The Red Queen effect (7:13 Flash presentation) makes the business logic of Open Innovation compelling. However, back in January, I warned that the road to Open Innovation could be slow. Since then, I'm increasingly confident that relatively few incumbents will be able to take full advantage of Open Innovation. I suspect that a minority of businesses and their prospective collaborators will have mutually sufficient commitment and ability to withstand the "friction" of what John Hagel and John Seely Brown call productive friction. Therein lies great risk - and great opportunity.
The relentless increase in industry clockspeed encourages openness to external sources of prospective innovation. However, by definition, increasing clockspeed reduces product development cycles. Research by Henry Chesbrough shows that shorter evaluation cycles can increase the perceived risk of externally sourced concepts, thus reducing openness:
[One rational reason for resisting Open Innovation] is the need to manage risk in executing R&D projects, especially when the cycle time to complete a project is accelerating. When cycle times accelerate a project, there is less time to evaluate and incorporate external technologies into a fast-moving project. More subtly, when projects are moving fast, project leaders seek to minimize the risk of unexpected outcomes in the project. Internally sourced technologies pose enough risk to the project meeting its scheduled ship date already. Externally sourced technologies...may greatly increase the perceived risk to the project. The expected value of an external technology may be as high - or even higher - than an internal technology. But the variance around that expected value likely may be much higher as well.
This sentiment is echoed by one of the architects of P&G's Connect and Develop strategy:
Never assume that "ready to go" ideas found outside are truly ready to go.

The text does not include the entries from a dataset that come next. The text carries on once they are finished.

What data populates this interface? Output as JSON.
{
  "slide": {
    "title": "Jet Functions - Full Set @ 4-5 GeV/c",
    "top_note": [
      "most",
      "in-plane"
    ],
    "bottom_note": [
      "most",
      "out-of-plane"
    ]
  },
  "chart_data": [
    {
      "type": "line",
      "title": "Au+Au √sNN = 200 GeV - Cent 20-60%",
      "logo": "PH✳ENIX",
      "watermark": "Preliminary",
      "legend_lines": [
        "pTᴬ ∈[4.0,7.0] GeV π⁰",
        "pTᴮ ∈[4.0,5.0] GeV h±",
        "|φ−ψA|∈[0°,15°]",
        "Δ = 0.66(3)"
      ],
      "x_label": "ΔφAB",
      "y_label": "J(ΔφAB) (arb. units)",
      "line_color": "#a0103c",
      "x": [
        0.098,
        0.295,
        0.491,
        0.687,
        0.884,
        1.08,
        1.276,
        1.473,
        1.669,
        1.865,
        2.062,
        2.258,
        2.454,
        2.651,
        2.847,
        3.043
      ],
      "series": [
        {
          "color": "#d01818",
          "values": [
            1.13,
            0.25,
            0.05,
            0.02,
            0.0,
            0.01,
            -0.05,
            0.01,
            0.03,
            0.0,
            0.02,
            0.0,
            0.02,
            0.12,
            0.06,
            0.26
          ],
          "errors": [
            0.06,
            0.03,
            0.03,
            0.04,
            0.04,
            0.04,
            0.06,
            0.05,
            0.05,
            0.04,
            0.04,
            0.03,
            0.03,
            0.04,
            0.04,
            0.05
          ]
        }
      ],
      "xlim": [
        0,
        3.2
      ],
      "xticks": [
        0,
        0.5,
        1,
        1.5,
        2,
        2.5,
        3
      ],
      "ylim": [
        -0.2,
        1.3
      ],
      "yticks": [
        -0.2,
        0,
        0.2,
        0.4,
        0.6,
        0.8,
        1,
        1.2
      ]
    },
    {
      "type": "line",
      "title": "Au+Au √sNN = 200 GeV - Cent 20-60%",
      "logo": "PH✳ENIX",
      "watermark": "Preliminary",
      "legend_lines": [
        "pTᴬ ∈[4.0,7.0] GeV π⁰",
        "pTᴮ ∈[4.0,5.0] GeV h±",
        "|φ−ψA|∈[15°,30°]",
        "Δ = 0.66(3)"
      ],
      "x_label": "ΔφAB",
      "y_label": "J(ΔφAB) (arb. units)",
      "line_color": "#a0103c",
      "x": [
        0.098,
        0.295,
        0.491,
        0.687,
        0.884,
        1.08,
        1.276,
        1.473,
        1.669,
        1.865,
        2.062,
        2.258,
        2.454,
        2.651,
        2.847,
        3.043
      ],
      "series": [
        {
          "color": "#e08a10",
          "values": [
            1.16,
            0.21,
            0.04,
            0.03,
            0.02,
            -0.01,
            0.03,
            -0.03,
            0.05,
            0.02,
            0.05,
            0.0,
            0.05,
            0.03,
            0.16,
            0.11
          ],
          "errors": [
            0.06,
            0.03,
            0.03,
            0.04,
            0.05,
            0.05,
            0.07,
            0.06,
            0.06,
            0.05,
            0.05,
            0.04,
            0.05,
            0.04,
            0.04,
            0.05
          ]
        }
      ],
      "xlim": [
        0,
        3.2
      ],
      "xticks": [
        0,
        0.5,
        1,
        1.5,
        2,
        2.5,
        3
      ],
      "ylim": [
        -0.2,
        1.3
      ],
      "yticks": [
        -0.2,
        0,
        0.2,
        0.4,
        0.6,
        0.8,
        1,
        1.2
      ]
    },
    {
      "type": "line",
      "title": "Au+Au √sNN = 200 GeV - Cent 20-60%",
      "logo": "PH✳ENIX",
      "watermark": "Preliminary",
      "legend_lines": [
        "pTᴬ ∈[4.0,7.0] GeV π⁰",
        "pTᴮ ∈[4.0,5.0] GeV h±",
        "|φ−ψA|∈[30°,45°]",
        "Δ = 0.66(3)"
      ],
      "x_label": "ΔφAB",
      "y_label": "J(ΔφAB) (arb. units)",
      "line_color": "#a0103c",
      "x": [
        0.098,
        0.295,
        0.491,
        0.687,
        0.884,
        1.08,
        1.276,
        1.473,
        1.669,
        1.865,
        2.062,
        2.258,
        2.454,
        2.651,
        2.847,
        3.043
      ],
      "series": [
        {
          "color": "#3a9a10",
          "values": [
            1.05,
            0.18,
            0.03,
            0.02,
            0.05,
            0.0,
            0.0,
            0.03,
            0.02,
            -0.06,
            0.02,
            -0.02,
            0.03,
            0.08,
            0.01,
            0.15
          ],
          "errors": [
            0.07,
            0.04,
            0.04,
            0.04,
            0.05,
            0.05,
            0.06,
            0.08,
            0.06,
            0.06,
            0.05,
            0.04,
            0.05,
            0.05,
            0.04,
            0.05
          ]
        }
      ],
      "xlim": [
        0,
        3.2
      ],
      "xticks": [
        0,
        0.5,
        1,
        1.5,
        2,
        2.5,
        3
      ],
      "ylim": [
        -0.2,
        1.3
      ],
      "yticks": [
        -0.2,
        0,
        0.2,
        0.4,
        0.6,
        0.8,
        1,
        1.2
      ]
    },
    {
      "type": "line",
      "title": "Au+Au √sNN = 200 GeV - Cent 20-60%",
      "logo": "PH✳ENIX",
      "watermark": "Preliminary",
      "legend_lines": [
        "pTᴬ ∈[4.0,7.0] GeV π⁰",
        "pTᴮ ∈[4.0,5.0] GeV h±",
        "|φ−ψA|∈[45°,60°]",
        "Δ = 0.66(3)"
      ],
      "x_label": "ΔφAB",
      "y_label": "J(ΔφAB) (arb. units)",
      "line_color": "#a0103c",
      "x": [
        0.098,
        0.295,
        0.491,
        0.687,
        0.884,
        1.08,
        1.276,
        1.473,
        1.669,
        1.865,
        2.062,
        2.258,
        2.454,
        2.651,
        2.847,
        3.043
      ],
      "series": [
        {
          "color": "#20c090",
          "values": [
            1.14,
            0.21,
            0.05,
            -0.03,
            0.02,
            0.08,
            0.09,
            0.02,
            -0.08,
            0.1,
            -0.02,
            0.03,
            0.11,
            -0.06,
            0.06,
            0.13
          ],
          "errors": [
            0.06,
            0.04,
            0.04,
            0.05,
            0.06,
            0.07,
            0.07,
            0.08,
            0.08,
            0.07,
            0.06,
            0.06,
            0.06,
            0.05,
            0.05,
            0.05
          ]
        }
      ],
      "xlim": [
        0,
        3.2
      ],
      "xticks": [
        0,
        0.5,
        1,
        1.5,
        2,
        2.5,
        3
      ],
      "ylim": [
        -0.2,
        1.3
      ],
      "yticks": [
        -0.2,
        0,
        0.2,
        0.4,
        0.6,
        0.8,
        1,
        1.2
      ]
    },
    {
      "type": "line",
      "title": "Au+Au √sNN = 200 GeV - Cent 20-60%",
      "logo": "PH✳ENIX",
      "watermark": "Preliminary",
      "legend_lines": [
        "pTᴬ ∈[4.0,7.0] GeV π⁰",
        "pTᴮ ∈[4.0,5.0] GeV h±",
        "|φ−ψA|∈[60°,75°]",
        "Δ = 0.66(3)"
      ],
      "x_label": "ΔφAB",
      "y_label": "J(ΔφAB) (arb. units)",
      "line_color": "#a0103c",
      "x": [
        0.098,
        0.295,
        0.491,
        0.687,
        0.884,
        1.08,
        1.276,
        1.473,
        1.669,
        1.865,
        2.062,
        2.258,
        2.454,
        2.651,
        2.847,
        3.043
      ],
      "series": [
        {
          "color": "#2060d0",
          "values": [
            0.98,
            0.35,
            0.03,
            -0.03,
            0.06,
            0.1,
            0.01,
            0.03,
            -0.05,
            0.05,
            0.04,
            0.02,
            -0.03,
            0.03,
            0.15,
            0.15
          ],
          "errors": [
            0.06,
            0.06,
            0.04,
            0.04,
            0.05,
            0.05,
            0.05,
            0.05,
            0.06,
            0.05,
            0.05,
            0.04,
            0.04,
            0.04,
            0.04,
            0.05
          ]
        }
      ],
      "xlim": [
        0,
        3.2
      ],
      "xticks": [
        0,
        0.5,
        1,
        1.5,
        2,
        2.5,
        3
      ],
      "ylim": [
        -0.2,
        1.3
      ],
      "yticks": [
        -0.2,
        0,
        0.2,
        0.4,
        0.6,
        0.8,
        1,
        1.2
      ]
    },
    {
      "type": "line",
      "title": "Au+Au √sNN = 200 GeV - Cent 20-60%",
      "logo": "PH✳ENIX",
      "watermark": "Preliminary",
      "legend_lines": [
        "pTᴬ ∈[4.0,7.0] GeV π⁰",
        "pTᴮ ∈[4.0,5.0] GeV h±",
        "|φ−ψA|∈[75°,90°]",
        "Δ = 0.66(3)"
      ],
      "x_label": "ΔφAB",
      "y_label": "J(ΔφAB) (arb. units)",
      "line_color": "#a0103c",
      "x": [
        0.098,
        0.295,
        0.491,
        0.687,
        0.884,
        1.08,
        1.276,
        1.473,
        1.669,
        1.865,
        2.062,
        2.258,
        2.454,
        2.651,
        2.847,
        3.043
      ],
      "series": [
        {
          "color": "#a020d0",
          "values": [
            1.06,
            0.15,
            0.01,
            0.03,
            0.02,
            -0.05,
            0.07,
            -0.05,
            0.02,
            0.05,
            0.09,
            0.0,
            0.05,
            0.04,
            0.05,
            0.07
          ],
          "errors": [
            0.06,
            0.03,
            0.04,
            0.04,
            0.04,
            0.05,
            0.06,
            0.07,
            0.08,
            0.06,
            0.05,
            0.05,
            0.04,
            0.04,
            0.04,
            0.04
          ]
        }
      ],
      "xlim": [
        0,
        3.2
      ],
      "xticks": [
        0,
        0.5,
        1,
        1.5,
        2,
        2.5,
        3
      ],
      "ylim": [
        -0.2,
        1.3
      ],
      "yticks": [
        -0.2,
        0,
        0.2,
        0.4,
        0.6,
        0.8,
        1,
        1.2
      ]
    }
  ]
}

There will always be development work to do, including risky scale-up.
The relative lack of trust in the work product of external sources of potential innovation is probably one of the key reasons that incumbents typically lean toward a transactional approach to Open Innovation:
In their recent article in Harvard Business Review, Satish Nambisan and Mohan Sawhney suggest a third way that offers faster time-to-market at a moderate cost of acquisition: active collaboration with Innovation Capitalists that specialize in what they call market-ready ideas. They emphasize, however, the importance of building long-term and trusting relationships:
But for companies considering the three approaches and the intermediaries that enable them, perhaps the most important difference - which may not be immediately obvious - is the nature of the interactions with the intermediaries. Companies seeking innovation at the two ends of the continuum focus primarily on the type of innovation they want to buy, whereas in the middle they need to focus on the intermediary. That is, because of the nature of the innovation capitalist's offering, large client companies need to build and nurture long-term and trusting relationships with selected IC firms.
Nurturing long-term and trusting relationships sounds swell. It can be devilishly difficult to do, though. Consider how trust, in large part, seems to be a function of frequent interaction. But, the dynamics of trust are not linear. That is, increasing the frequency of interaction doesn't automatically translate into an increase in trust. In fact, dynamic simulations by Luis F. Luna-Reyes and his colleagues suggest that an increase in the frequency of interactions will usually lead to an initial decrease in trust:
The highest interaction frequency patterns are the ones that show large fluctuations in the early time periods, then move upwards to high trust levels that remain high. The low frequency patterns show much smaller initial fluctuations and tend to lower levels of trust at the end point. Paths with high frequency interactions, interpreted as faster learning, may be more volatile at first, since information that can change perception is flowing in at a higher rate. But other factors being equal, the more extensive knowledge base generated thereby leads ultimately to higher levels of trust. On the other hand, higher frequencies of interaction are also associated with more stable levels of trust, suggesting that actor A will tend to be more certain about these subjective probabilities as the frequency of the interaction increases.

Hence, the trust paradox in the context of Open Innovation: trust may be hardest to build when it is needed the most. The building of trust takes time, requires commitment, and is emotionally demanding. In other words, the building of requisite trust through productive friction is expensive. Because it is expensive, one has to make choices in the face of a great deal of uncertainty. Choose correctly, and you will reap the full benefits of Open Innovation. However, if you are less lucky in your choices, you stand to lose a great deal. It is the essence of the strategy paradox. Most, I suspect, will default to the less risky transactional path.